Ortama ahlaki açıdan şöyle bir bakarsak büyük bir etik felaketin hepimizi yokuş aşağıya doğru yuvarladığını görüyoruz. Akılcılıktan kurnazlığa, yarardan çıkarcılığa, bireyselden bireyciliğe doğru hızla giden insanların yarattığı bir felaket bu. Bu temel ahlaki değişim, toplumu bir altüst oluşa götürüyor. Ne yazık, ne üzücü…
“Ortalık yangın yeri, açız” diyen binlerce insan var artık. Eşitsizlik gittikçe artıyor, büyük hızla hem de. Bir kuşbakışı baksak ortama, gördüğümüz gerçekleri dürüstçe ve cesurca paylaşsak, ilk adımı atmış oluruz belki. Ülkenin tüm kaynakları tükenmiş, tüm çıkış yolları kapatılmış gibi, güven sıfır artık. Son hızla geri gidiyoruz. Sadece vatandaş devlete değil, dışardaki ülkeler de ülkemize artık güvenini yitirdi. Ekonomiye, hukuka, demokrasiye güven bitti. Ülkenin sınırlarını nasıl koruyorsak paramızı da öyle korumalıydık. Sistem, çok parası olana değil, az parası olana yaramalıydı. Üretime, yaratıma, emeğe değer vermeliydik. Üretim yapan, kâra geçen büyük sanayi şirketlerini, çok değerli topraklarımızı ve özgün ana fabrikalarımızı, değerli firmaları satmamalıydık. Halkı işe ve aşa muhtaç etmemeliydik. Herkesin sabrı tükendi. Gençler umutsuz ve mutsuz. “Memleketimden insan manzaraları” acıklı. Büyük usta büyük şair Nazım Hikmet bu kitabı şimdi yine yazsa, kim bilir ne yazardı! Örneğin, dolar düştü diye halay çekenleri görse… Merak ediyorum, doğrusu.

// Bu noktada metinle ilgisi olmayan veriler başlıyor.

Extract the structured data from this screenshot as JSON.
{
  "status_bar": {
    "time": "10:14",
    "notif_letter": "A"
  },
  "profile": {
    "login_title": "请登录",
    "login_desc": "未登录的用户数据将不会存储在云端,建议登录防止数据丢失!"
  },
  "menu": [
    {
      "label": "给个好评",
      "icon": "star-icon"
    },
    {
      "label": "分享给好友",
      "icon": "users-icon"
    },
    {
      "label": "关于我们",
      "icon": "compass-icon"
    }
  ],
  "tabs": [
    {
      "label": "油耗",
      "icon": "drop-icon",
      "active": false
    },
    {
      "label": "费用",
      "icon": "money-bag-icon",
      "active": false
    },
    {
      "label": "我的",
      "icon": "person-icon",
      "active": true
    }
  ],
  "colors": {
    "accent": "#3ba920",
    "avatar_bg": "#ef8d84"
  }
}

Ne yapmalı? Yazmak lazım -tabii- doğruları, konuşmak lazım gerekenleri, uyarmak lazım insanları, öğretmek, anlatmak ve bazen yüreklendirmek, bazen de umut olmak için. Ülkeyi düze çıkarmak için. Bazen de bağırmak gerek; ”Ey insanlar, millet sefalete kurban, neredesiniz ?”
Bize emanet edilen bu güzel vatanda daha güzel bir gelecek yaşamak, azim ve inatla gençlerimize sahip çıkmak arzusundayız hepimiz. Bu konuda güzel bir örnek oluştu yakın zamanda. Güzel şeyler de oluyor arada neyse ki.
Gençlere ekonomik, sosyal ve kültürel yönde katkı sağlamayı amaçlayan “GELECEĞİM OL” Derneği geçen ay Karşıyaka’mızda açıldı. İş adamı Serdar Yavaşoğlu'nun öncülüğünde kurulan dernek, ekonomik yetersizliği olan gençlere burslar, kurslar ve eğitim desteği verecek. İhtiyacı olan öğrencilere, ekonomik sıkıntıda olan ve derslerinde başarılı olan kız çocuklarına öncelik verilerek.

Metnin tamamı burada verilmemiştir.